# Rule SQL Reference

EMQX uses a SQL-based syntax in its rules for data extraction, filtering, enrichment, and transformation. This SQL-like syntax has two types of statements: `SELECT` and `FOREACH`. 

| Statement | Description                                                  |
| --------- | ------------------------------------------------------------ |
| `SELECT`  | For situations where the result of the SQL statement is a single message. |
| `FOREACH` | For producing zero or more messages from a single input message. |

Each rule can have exactly one statement. SQL statements provide a rich set of built-in functions, enabling you to perform simple transformations and create timestamps, among other operations. 

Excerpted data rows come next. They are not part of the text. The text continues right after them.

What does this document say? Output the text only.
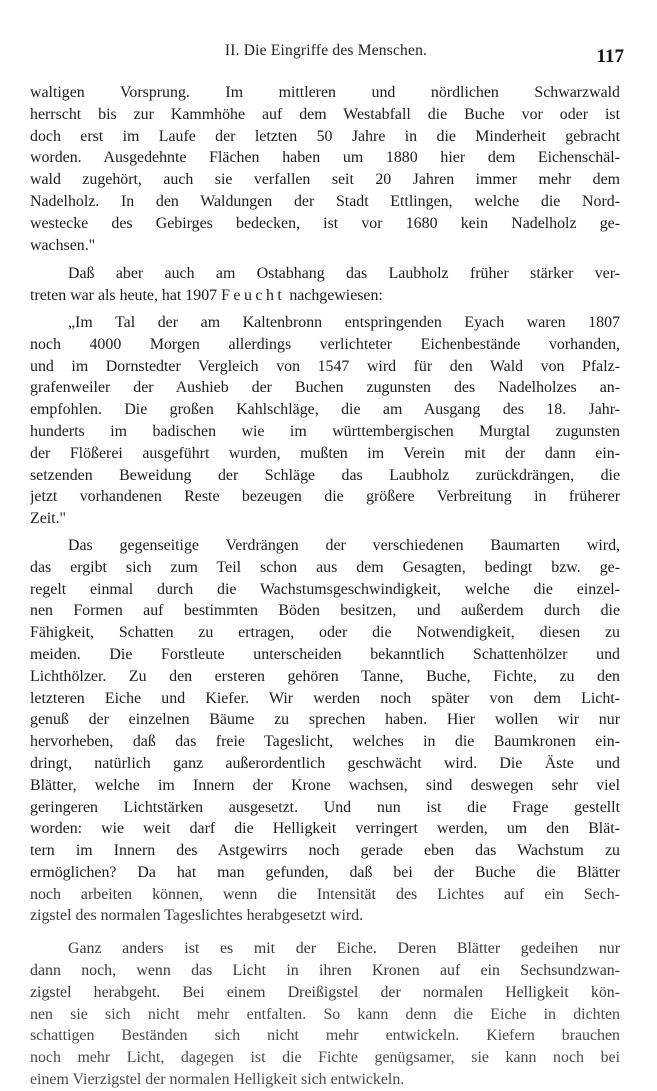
II. Die Eingriffe des Menschen.	117
waltigen Vorsprung. Im mittleren und nördlichen Schwarzwald
herrscht bis zur Kammhöhe auf dem Westabfall die Buche vor oder ist
doch erst im Laufe der letzten 50 Jahre in die Minderheit gebracht
worden. Ausgedehnte Flächen haben um 1880 hier dem Eichenschäl-
wald zugehört, auch sie verfallen seit 20 Jahren immer mehr dem
Nadelholz. In den Waldungen der Stadt Ettlingen, welche die Nord-
westecke des Gebirges bedecken, ist vor 1680 kein Nadelholz ge-
wachsen."
Daß aber auch am Ostabhang das Laubholz früher stärker ver-
treten war als heute, hat 1907 Feucht nachgewiesen:
„Im Tal der am Kaltenbronn entspringenden Eyach waren 1807
noch 4000 Morgen allerdings verlichteter Eichenbestände vorhanden,
und im Dornstedter Vergleich von 1547 wird für den Wald von Pfalz-
grafenweiler der Aushieb der Buchen zugunsten des Nadelholzes an-
empfohlen. Die großen Kahlschläge, die am Ausgang des 18. Jahr-
hunderts im badischen wie im württembergischen Murgtal zugunsten
der Flößerei ausgeführt wurden, mußten im Verein mit der dann ein-
setzenden Beweidung der Schläge das Laubholz zurückdrängen, die
jetzt vorhandenen Reste bezeugen die größere Verbreitung in früherer
Zeit."
Das gegenseitige Verdrängen der verschiedenen Baumarten wird,
das ergibt sich zum Teil schon aus dem Gesagten, bedingt bzw. ge-
regelt einmal durch die Wachstumsgeschwindigkeit, welche die einzel-
nen Formen auf bestimmten Böden besitzen, und außerdem durch die
Fähigkeit, Schatten zu ertragen, oder die Notwendigkeit, diesen zu
meiden. Die Forstleute unterscheiden bekanntlich Schattenhölzer und
Lichthölzer. Zu den ersteren gehören Tanne, Buche, Fichte, zu den
letzteren Eiche und Kiefer. Wir werden noch später von dem Licht-
genuß der einzelnen Bäume zu sprechen haben. Hier wollen wir nur
hervorheben, daß das freie Tageslicht, welches in die Baumkronen ein-
dringt, natürlich ganz außerordentlich geschwächt wird. Die Äste und
Blätter, welche im Innern der Krone wachsen, sind deswegen sehr viel
geringeren Lichtstärken ausgesetzt. Und nun ist die Frage gestellt
worden: wie weit darf die Helligkeit verringert werden, um den Blät-
tern im Innern des Astgewirrs noch gerade eben das Wachstum zu
ermöglichen? Da hat man gefunden, daß bei der Buche die Blätter
noch arbeiten können, wenn die Intensität des Lichtes auf ein Sech-
zigstel des normalen Tageslichtes herabgesetzt wird.
Ganz anders ist es mit der Eiche. Deren Blätter gedeihen nur
dann noch, wenn das Licht in ihren Kronen auf ein Sechsundzwan-
zigstel herabgeht. Bei einem Dreißigstel der normalen Helligkeit kön-
nen sie sich nicht mehr entfalten. So kann denn die Eiche in dichten
schattigen Beständen sich nicht mehr entwickeln. Kiefern brauchen
noch mehr Licht, dagegen ist die Fichte genügsamer, sie kann noch bei
einem Vierzigstel der normalen Helligkeit sich entwickeln.
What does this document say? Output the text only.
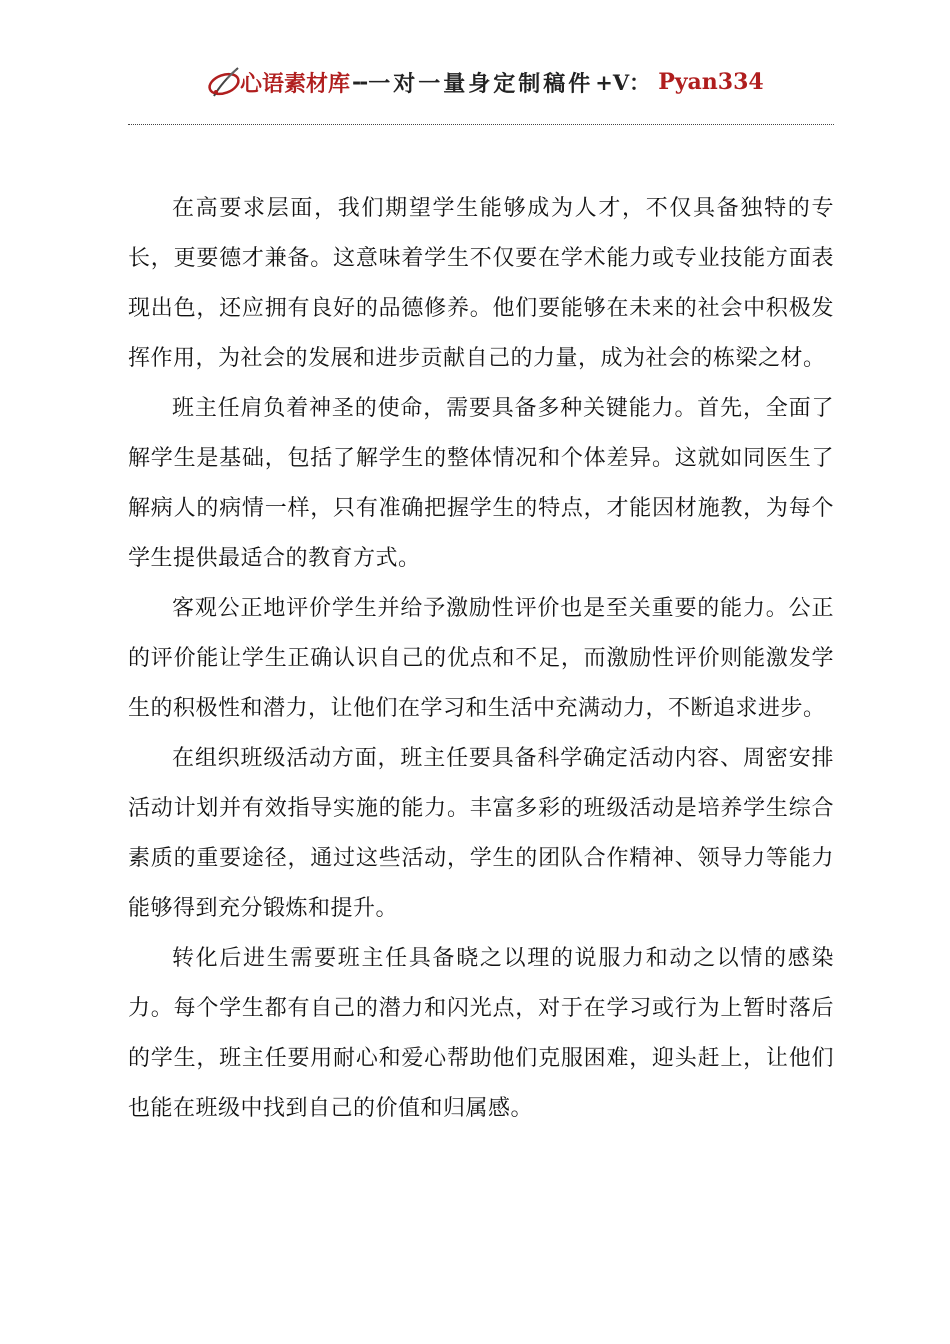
心语素材库 -- 一对一量身定制稿件 +V： Pyan334

在高要求层面，我们期望学生能够成为人才，不仅具备独特的专长，更要德才兼备。这意味着学生不仅要在学术能力或专业技能方面表现出色，还应拥有良好的品德修养。他们要能够在未来的社会中积极发挥作用，为社会的发展和进步贡献自己的力量，成为社会的栋梁之材。

班主任肩负着神圣的使命，需要具备多种关键能力。首先，全面了解学生是基础，包括了解学生的整体情况和个体差异。这就如同医生了解病人的病情一样，只有准确把握学生的特点，才能因材施教，为每个学生提供最适合的教育方式。

客观公正地评价学生并给予激励性评价也是至关重要的能力。公正的评价能让学生正确认识自己的优点和不足，而激励性评价则能激发学生的积极性和潜力，让他们在学习和生活中充满动力，不断追求进步。

在组织班级活动方面，班主任要具备科学确定活动内容、周密安排活动计划并有效指导实施的能力。丰富多彩的班级活动是培养学生综合素质的重要途径，通过这些活动，学生的团队合作精神、领导力等能力能够得到充分锻炼和提升。

转化后进生需要班主任具备晓之以理的说服力和动之以情的感染力。每个学生都有自己的潜力和闪光点，对于在学习或行为上暂时落后的学生，班主任要用耐心和爱心帮助他们克服困难，迎头赶上，让他们也能在班级中找到自己的价值和归属感。
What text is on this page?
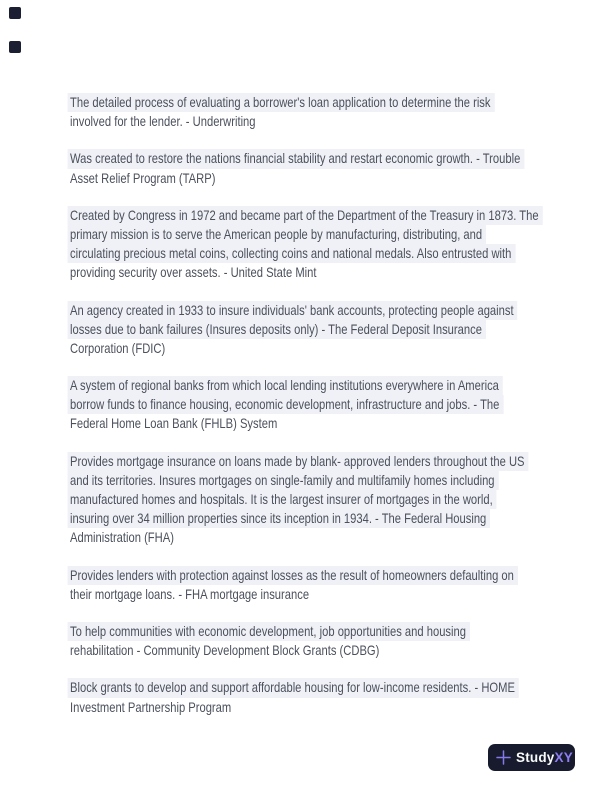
The detailed process of evaluating a borrower's loan application to determine the risk
involved for the lender. - Underwriting
Was created to restore the nations financial stability and restart economic growth. - Trouble
Asset Relief Program (TARP)
Created by Congress in 1972 and became part of the Department of the Treasury in 1873. The
primary mission is to serve the American people by manufacturing, distributing, and
circulating precious metal coins, collecting coins and national medals. Also entrusted with
providing security over assets. - United State Mint
An agency created in 1933 to insure individuals' bank accounts, protecting people against
losses due to bank failures (Insures deposits only) - The Federal Deposit Insurance
Corporation (FDIC)
A system of regional banks from which local lending institutions everywhere in America
borrow funds to finance housing, economic development, infrastructure and jobs. - The
Federal Home Loan Bank (FHLB) System
Provides mortgage insurance on loans made by blank- approved lenders throughout the US
and its territories. Insures mortgages on single-family and multifamily homes including
manufactured homes and hospitals. It is the largest insurer of mortgages in the world,
insuring over 34 million properties since its inception in 1934. - The Federal Housing
Administration (FHA)
Provides lenders with protection against losses as the result of homeowners defaulting on
their mortgage loans. - FHA mortgage insurance
To help communities with economic development, job opportunities and housing
rehabilitation - Community Development Block Grants (CDBG)
Block grants to develop and support affordable housing for low-income residents. - HOME
Investment Partnership Program
StudyXY
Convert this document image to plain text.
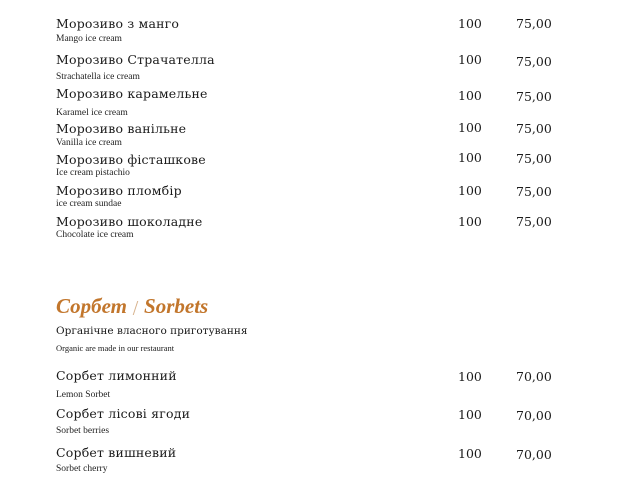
Морозиво з манго
Mango ice cream
100	75,00
Морозиво Страчателла
Strachatella ice cream
100	75,00
Морозиво карамельне
Karamel ice cream
100	75,00
Морозиво ванільне
Vanilla ice cream
100	75,00
Морозиво фісташкове
Ice cream pistachio
100	75,00
Морозиво пломбір
ice cream sundae
100	75,00
Морозиво шоколадне
Chocolate ice cream
100	75,00
Сорбет Sorbets
Органічне власного приготування
Organic are made in our restaurant
Сорбет лимонний
Lemon Sorbet
100	70,00
Сорбет лісові ягоди
Sorbet berries
100	70,00
Сорбет вишневий
Sorbet cherry
100	70,00
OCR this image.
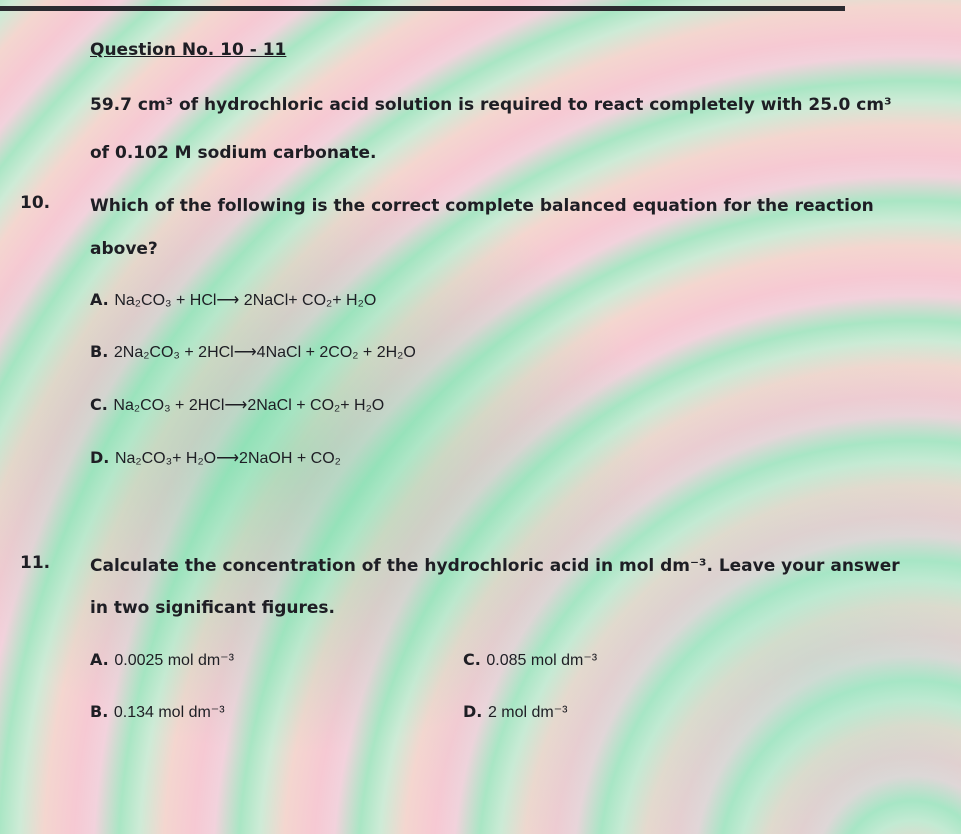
Question No. 10 - 11
59.7 cm³ of hydrochloric acid solution is required to react completely with 25.0 cm³
of 0.102 M sodium carbonate.
10. Which of the following is the correct complete balanced equation for the reaction
above?
A. Na₂CO₃ + HCl⟶ 2NaCl+ CO₂+ H₂O
B. 2Na₂CO₃ + 2HCl⟶4NaCl + 2CO₂ + 2H₂O
C. Na₂CO₃ + 2HCl⟶2NaCl + CO₂+ H₂O
D. Na₂CO₃+ H₂O⟶2NaOH + CO₂
11. Calculate the concentration of the hydrochloric acid in mol dm⁻³. Leave your answer
in two significant figures.
A. 0.0025 mol dm⁻³
B. 0.134 mol dm⁻³
C. 0.085 mol dm⁻³
D. 2 mol dm⁻³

SQL statements also supports embedding [jq programs](https://stedolan.github.io/jq/) within expressions, which allows you to do complex data transformations whenever required. Expressions can be embedded within the `SELECT` and `FOREACH` statements. For the fields that can be referenced in the `SELECT` and `FOREACH` statements, see [Data Sources and Fields](./rule-sql-events-and-fields.md).

## The `SELECT` Statement 

The `SELECT` statement selects specific fields from an input message, rename fields, transform data, and filter messages based on conditions. 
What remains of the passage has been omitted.